Sentí, entonces, que no era suficiente. No me sentía del todo satisfecho así que abrí la bragueta de mi pantalón y teñí con más intensidad el agua, ya amarillenta, donde reposaba el polo. Acto seguido le di un fuerte jalón a la palanca para hacer pasar el agua, llevándose consigo el polo.

Todos rieron mientras yo salía triunfal del cubil. Sentía que con eso Edmundo nunca más iba a molestarme, pero tal vez yo estaba equivocado.

-          Villalta… - Dijo Edmundo, sosteniendo un polo mojado en las manos.
-          ¡Qué demonios! – grité - ¡¿Por qué has sacado el polo?!
-          Reza – dijo, levantando el polo para hacer notar que le faltaba un pedazo de manga. Edmundo había luchado contra la fuerza del inodoro para que su polo no atore la cañería y, en el proceso, había perdido un pedazo de manga.

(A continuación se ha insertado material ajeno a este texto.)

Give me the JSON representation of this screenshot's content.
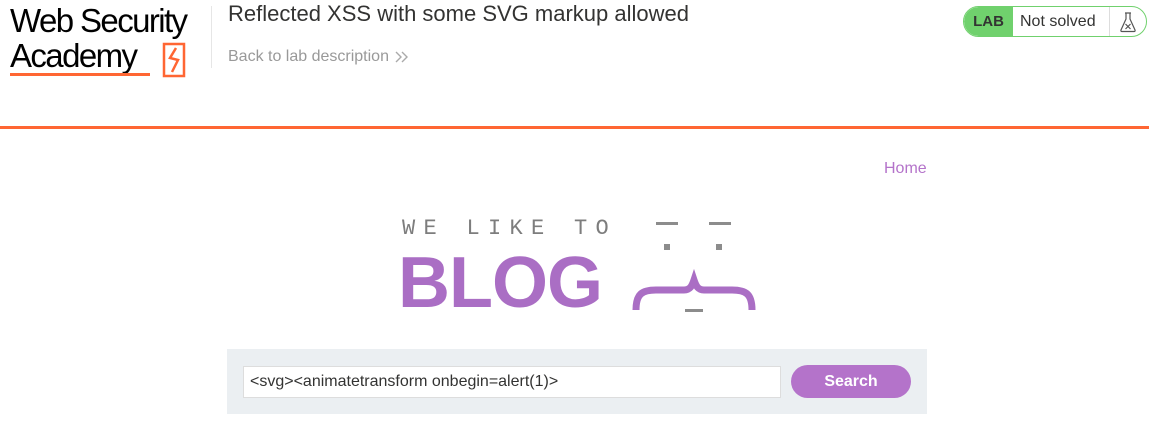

Por un momento pensé que Edmundo vendría directo hacia mí para golpearme con esa cosa asquerosa, pero no lo hizo. Él salió del baño y caminó, con el torso desnudo, hacia dios sabe dónde, dejando un rastro de agua marrón a su paso gracias al polo. Las risas no pararon dentro del baño.

De regreso al salón de clases, la profesora de aritmética me preguntó, por tercera vez, la resolución de un problema que, la verdad, no tenía idea de cómo resolver. Sabía que nunca pasaría, pero en ese momento deseé que pasara algo, lo que sea; un temblor, un simulacro sorpresa, la llegada inesperada de algún otro profesor y que me llame para salir del aula…

Me sorprendí mucho al ver que justo cuando la profesora iba a preguntarme por cuarta vez, llegó un profesor al aula preguntando por mí. No era exactamente un profesor, era el “Supervisor”, el típico señor que se pasea por todo el colegio sin hacer nada y de vez en cuando te llama la atención cuando te ve haciendo algo indebido. Nunca entenderé la verdadera función ya que, incluso, tenía una oficina.

-          Villalta, lo llama la directora – me dijo después de intercambiar un par de palabras con la profesora.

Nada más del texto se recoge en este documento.